In zijn algemeenheid merkt de commissie op dat zij er aan hecht dat, in het geval het lijden mede lijkt voort te komen uit psychiatrische problematiek, een deskundige om advies wordt gevraagd. Dit mede gelet op de grote behoedzaamheid die bij psychiatrische problematiek betracht dient te worden (EuthanasieCode 2018, pagina 40 en 41). Echter, uit het voorgaande volgt naar het oordeel van de commissie dat de arts in deze specifieke omstandigheden voldoende heeft stilgestaan bij de vrijwilligheid en weloverwogenheid van het verzoek van patiënte. Hij heeft op afdoende wijze toegelicht dat de somatische aandoeningen van patiënte de grondslag van haar verzoek vormden en de somberheid daarin geen doorslaggevende rol speelde. Daarbij neemt de commissie tevens in aanmerking dat de arts hierin werd bevestigd door de geraadpleegde consulent.
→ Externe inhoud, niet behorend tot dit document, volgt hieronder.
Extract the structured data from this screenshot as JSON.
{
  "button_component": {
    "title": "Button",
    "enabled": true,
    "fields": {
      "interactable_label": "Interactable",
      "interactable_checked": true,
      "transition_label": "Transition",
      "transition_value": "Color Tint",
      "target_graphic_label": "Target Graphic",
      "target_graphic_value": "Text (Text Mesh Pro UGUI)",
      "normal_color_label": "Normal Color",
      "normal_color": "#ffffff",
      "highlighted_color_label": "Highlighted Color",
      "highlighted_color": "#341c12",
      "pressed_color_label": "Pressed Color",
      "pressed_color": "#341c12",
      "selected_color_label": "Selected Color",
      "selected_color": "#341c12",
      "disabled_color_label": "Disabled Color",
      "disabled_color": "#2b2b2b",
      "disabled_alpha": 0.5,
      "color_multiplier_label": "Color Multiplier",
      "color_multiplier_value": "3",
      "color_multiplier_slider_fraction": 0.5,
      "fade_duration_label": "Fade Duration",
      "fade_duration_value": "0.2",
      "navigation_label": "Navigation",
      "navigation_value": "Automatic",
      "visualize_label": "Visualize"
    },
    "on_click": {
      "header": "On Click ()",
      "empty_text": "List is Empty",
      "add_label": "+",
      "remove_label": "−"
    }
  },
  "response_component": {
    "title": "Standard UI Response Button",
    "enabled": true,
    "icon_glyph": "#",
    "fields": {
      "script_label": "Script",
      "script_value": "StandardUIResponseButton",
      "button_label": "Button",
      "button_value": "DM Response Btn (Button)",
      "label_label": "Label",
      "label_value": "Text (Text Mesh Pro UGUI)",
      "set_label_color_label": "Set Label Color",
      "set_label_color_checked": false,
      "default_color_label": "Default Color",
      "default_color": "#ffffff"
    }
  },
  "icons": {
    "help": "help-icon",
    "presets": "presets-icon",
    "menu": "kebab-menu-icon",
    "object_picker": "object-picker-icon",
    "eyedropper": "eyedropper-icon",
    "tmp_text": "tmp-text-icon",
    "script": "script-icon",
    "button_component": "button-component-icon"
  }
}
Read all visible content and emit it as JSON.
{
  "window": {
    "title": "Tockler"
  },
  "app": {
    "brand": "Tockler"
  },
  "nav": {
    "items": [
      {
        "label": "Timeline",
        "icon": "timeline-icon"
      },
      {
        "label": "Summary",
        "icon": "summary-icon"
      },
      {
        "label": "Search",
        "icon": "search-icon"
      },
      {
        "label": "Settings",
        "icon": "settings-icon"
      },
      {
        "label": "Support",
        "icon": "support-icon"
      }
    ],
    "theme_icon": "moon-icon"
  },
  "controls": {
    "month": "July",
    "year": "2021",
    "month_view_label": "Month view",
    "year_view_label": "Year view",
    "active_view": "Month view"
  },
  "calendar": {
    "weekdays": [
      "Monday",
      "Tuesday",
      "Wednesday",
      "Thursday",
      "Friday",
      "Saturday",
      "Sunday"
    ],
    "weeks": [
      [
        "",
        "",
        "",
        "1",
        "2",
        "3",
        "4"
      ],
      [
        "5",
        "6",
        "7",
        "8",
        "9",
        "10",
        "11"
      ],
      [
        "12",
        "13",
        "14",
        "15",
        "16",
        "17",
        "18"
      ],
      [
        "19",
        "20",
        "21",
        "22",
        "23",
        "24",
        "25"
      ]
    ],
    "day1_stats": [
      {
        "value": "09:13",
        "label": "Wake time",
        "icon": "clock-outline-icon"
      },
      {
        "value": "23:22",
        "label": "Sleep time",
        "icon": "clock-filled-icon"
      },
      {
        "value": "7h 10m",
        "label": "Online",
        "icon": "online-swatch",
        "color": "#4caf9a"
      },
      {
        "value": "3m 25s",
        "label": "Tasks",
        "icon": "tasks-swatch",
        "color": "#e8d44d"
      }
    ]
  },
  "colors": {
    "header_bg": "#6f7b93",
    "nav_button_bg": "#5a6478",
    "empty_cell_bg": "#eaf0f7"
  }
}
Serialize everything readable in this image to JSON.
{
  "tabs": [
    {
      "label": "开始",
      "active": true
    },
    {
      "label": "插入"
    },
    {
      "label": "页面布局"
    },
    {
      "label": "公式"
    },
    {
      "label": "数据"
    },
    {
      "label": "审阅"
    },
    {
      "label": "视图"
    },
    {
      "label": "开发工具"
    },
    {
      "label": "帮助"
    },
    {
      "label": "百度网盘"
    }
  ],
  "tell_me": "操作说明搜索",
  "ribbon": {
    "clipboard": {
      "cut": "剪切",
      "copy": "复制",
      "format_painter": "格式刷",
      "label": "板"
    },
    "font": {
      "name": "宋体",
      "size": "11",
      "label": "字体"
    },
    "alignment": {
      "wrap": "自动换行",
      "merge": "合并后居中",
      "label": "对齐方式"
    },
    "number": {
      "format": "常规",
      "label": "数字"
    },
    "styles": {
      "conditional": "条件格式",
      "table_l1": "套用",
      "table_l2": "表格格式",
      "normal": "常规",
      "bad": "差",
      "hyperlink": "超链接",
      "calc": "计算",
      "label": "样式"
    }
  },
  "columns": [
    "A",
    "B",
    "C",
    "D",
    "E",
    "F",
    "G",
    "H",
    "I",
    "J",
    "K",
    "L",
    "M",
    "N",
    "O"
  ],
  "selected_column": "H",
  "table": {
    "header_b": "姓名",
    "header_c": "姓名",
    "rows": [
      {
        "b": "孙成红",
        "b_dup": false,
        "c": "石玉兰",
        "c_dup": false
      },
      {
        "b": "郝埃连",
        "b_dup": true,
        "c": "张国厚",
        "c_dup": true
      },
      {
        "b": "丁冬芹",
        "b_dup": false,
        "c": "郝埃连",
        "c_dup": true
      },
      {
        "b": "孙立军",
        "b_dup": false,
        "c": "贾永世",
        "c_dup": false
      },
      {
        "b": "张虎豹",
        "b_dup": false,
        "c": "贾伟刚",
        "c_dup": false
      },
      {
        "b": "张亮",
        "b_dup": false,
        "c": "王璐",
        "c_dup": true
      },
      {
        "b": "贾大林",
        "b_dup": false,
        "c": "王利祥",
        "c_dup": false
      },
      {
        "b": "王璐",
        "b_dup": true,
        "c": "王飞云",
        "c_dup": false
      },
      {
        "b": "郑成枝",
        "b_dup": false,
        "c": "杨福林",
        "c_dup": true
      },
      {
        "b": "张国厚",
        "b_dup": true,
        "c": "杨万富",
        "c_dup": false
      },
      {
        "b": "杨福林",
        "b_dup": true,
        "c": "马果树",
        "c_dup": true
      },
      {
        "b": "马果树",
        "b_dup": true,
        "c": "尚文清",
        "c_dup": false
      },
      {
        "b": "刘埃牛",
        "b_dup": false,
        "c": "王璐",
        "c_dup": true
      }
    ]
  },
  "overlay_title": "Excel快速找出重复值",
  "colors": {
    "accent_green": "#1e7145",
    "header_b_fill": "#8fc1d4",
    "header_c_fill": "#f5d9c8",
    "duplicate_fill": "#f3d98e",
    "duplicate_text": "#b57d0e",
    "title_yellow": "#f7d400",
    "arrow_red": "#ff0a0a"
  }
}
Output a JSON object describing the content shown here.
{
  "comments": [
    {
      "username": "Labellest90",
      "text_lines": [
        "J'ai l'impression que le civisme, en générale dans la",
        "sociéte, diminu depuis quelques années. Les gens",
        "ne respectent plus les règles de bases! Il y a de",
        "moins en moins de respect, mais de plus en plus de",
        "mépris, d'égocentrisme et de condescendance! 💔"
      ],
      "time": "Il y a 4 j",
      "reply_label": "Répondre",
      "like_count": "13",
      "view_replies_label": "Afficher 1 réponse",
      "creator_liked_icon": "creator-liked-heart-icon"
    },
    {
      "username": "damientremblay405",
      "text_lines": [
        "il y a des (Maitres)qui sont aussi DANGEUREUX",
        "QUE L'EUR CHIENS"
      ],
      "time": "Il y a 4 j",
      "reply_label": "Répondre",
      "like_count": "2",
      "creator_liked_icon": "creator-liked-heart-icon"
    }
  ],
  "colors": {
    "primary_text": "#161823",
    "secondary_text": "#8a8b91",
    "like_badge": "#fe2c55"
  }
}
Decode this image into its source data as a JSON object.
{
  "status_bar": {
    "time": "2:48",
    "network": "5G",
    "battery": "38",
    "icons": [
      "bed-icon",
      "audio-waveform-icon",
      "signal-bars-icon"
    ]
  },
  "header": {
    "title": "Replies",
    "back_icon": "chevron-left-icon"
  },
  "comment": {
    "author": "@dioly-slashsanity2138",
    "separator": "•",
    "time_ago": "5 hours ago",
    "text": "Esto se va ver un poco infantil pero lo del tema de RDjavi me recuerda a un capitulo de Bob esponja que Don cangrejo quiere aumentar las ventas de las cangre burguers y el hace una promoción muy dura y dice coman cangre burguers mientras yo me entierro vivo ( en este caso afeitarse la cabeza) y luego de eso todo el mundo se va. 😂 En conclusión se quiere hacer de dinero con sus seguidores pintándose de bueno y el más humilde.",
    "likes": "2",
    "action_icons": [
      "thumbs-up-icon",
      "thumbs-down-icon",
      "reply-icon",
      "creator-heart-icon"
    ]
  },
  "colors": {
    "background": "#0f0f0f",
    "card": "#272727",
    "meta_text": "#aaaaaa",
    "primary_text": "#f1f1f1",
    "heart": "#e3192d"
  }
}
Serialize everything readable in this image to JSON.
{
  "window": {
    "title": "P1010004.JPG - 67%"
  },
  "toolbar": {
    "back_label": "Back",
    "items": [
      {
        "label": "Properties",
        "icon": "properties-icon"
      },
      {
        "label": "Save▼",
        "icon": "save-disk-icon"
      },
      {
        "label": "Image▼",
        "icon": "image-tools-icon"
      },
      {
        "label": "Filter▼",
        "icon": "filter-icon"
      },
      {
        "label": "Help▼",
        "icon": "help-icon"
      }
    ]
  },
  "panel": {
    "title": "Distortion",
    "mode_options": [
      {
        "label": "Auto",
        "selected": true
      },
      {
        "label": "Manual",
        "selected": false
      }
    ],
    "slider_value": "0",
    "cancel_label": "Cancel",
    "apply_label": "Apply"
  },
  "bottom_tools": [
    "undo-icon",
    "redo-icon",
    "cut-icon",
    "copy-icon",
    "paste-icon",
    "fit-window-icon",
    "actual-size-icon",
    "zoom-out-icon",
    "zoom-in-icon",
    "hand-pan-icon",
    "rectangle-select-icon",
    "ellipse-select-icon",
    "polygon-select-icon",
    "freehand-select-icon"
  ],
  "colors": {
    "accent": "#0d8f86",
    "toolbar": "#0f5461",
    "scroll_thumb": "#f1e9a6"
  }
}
Gezien het voorgaande is de commissie van oordeel dat de arts tot de overtuiging kon komen dat sprake was van een vrijwillig en weloverwogen verzoek van patiënte.
Overige zorgvuldigheidseisen
Na het bestuderen van het dossier is de commissie tot de conclusie gekomen dat ook aan de overige zorgvuldigheidseisen is voldaan en dat die geen nadere motivering behoeven. De commissie is van oordeel dat de arts tot de overtuiging kon komen dat er sprake was van uitzichtloos en ondraaglijk lijden. De arts heeft patiënte voldoende voorgelicht over de situatie waarin zij zich bevond en over haar vooruitzichten. De arts kon met patiënte tot de overtuiging komen dat er voor de situatie waarin zij zich bevond geen redelijke andere oplossing was. De arts heeft ten minste één andere, onafhankelijke arts geraadpleegd, die patiënte heeft gezien en schriftelijk zijn oordeel heeft gegeven over de zorgvuldigheidseisen. De arts heeft de levensbeëindiging op verzoek medisch zorgvuldig uitgevoerd.
Beslissing
De arts heeft gehandeld overeenkomstig de zorgvuldigheidseisen bedoeld in artikel 2, eerste lid, WTL.